Monday, June 23, 2008

New Merton Documentary


There's a new Merton documentary! Morgan Atkinson's film, entitled Soul Searching: The Journey of Thomas Merton, was released on DVD in 2007. Because Merton's life is so rich, this is welcome news. The first Merton documentary, Paul Wilkes' Merton: A Film Biography (1984), was true to its title. Beginning with his early life in France and England, it traces Merton's life from Cambridge, to Columbia, to Gethsemani, to his interests in peace and civil rights, to his interest in Asian religions, and finally to his tragic death in Bangkok while attending an interfaith monastic conference. Along the way, it interviews various people close to Merton to give the viewer a sense of Merton's significance and greatness.

Soul Searching attempts to tell the same story with very similar methods (and even some of the same talking heads). The first obvious improvement is the quality of the picture and visual imagery. In a scene in A Film Biography displaying undergraduates partying in Cambridge that is supposed to give the viewer a sense of Merton's wild days, what really comes through is how bad women's haircuts were in the 80s. Soul Searching does not suffer from this problem. One of the best parts about Soul Searching is the manner in which it uses footage of different settings in which Merton lived (including footage of New York in the 1930s, the inside of Gethsemani as well as its rural grounds, photos of the novices he taught as Novice Master, and the hermitage where he lived in the 60s) to give the viewer a sense of the world in which he lived.

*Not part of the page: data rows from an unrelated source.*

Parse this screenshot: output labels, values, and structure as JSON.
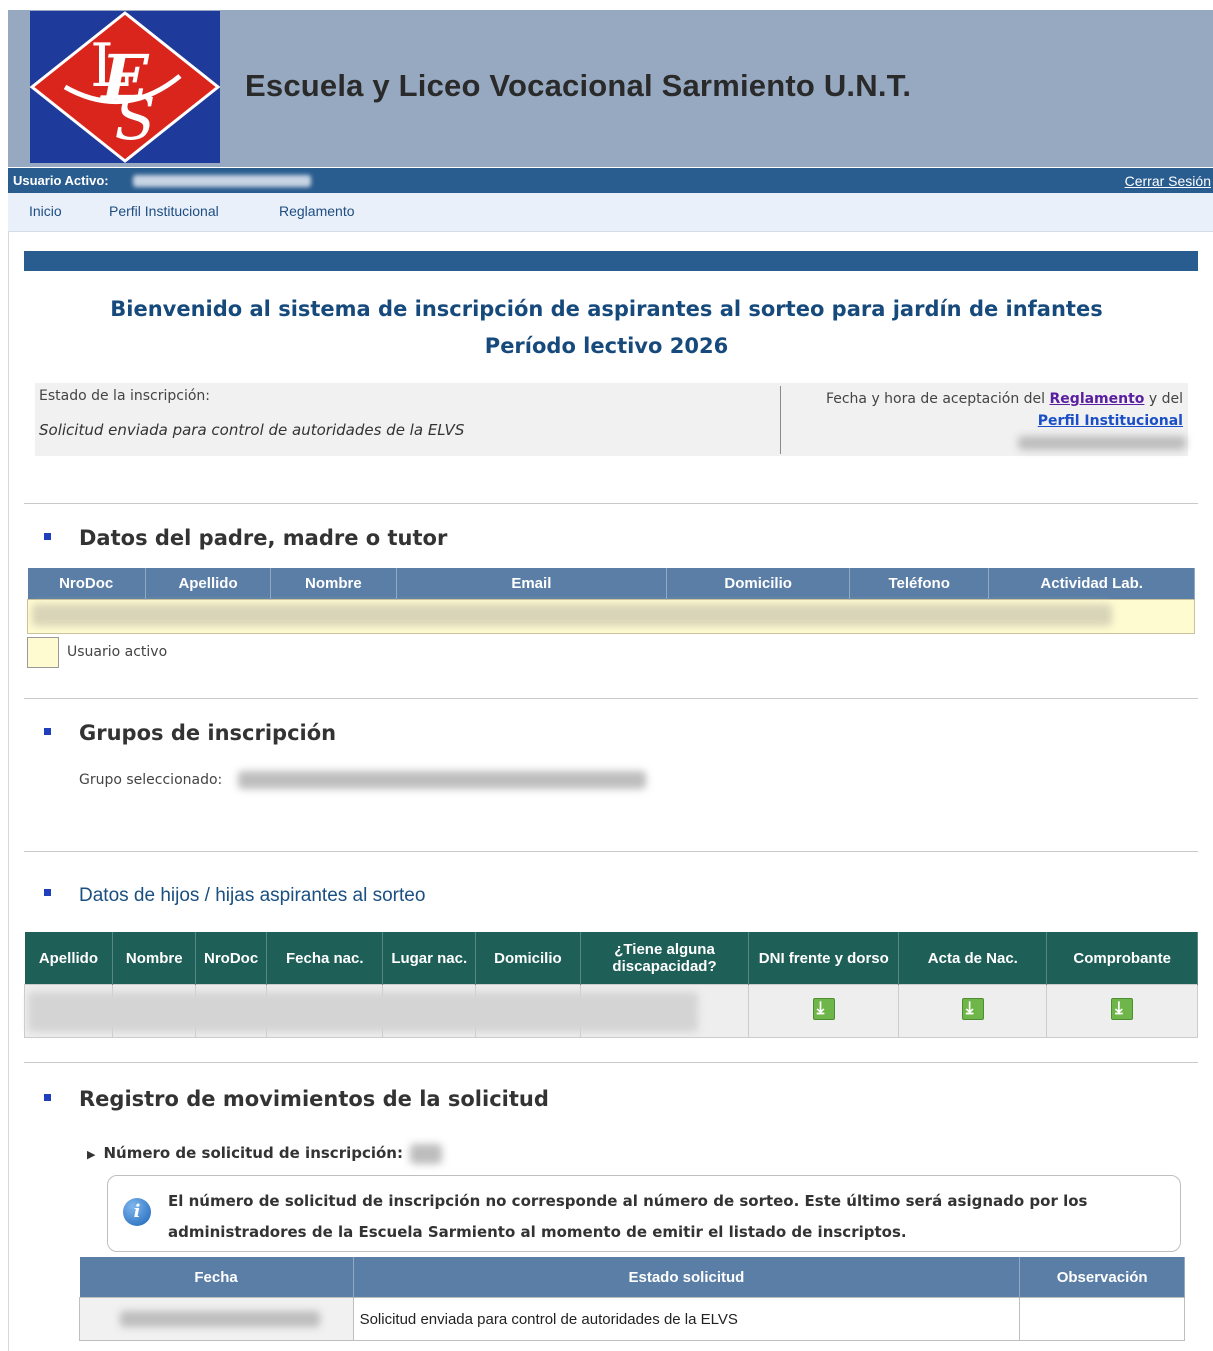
{
  "header": {
    "title": "Escuela y Liceo Vocacional Sarmiento U.N.T."
  },
  "userbar": {
    "label": "Usuario Activo:",
    "logout": "Cerrar Sesión"
  },
  "nav": {
    "items": [
      "Inicio",
      "Perfil Institucional",
      "Reglamento"
    ]
  },
  "welcome": {
    "line1": "Bienvenido al sistema de inscripción de aspirantes al sorteo para jardín de infantes",
    "line2": "Período lectivo 2026"
  },
  "status": {
    "label": "Estado de la inscripción:",
    "value": "Solicitud enviada para control de autoridades de la ELVS",
    "acceptance_prefix": "Fecha y hora de aceptación del",
    "reglamento_link": "Reglamento",
    "connector": "y del",
    "perfil_link": "Perfil Institucional"
  },
  "parents": {
    "title": "Datos del padre, madre o tutor",
    "columns": [
      "NroDoc",
      "Apellido",
      "Nombre",
      "Email",
      "Domicilio",
      "Teléfono",
      "Actividad Lab."
    ],
    "legend": "Usuario activo"
  },
  "groups": {
    "title": "Grupos de inscripción",
    "selected_label": "Grupo seleccionado:"
  },
  "children": {
    "title": "Datos de hijos / hijas aspirantes al sorteo",
    "columns": [
      "Apellido",
      "Nombre",
      "NroDoc",
      "Fecha nac.",
      "Lugar nac.",
      "Domicilio",
      "¿Tiene alguna discapacidad?",
      "DNI frente y dorso",
      "Acta de Nac.",
      "Comprobante"
    ]
  },
  "log": {
    "title": "Registro de movimientos de la solicitud",
    "request_number_label": "Número de solicitud de inscripción:",
    "info": "El número de solicitud de inscripción no corresponde al número de sorteo. Este último será asignado por los administradores de la Escuela Sarmiento al momento de emitir el listado de inscriptos.",
    "columns": [
      "Fecha",
      "Estado solicitud",
      "Observación"
    ],
    "rows": [
      {
        "estado": "Solicitud enviada para control de autoridades de la ELVS",
        "observacion": ""
      }
    ]
  },
  "colors": {
    "header_bg": "#96a9c0",
    "primary": "#2a5d8f",
    "title": "#174a7c",
    "table_head": "#5a7ea6",
    "children_head": "#1e5f58",
    "active_user": "#fffbd1"
  },
  "icons": {
    "logo": "elvs-logo",
    "download": "download-icon",
    "info": "info-icon",
    "bullet": "square-bullet",
    "expand": "triangle-right-icon"
  }
}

One of the problems with Soul Searching is the scant attention it gives to several important aspects of his life. It does not pick up his story until he reaches Columbia University. One of the important issues in his life is his constant search for home. (This yearning for home was manifest later in his life in his search to find his true vocation.) Leaving out how he got to Columbia does not the give the viewer a sense of how important this quest was in his life. In addition, it spends too little time on his interests in Christian mysticism, peace, civil rights, and especially the Asian contemplative traditions.

One theme Soul Searching develops that A Film Biography leaves out is Merton's romantic feelings for a young nurse who cared for him in a Louisville hospital while recovering from back surgery. I guess this means that I have not read his journals from this period, but this section of the DVD was a part of Merton's story that was new to me. It helped to humanize Merton the mystic, prophet, and saint.

Overall, Soul Searching is very much worth seeing. I wish there was a way to make a documentary about someone like Merton other than splicing together (sometimes without enough attention paid to transitions) the comments of an uneven assortment of talking heads, but I guess most viewers would not be able to sit through a narrator reading from his books for an hour. It's not perfect, but it is another very good introduction to one of the most important Christian voices of the 20th century, one that still speaks very much to our time.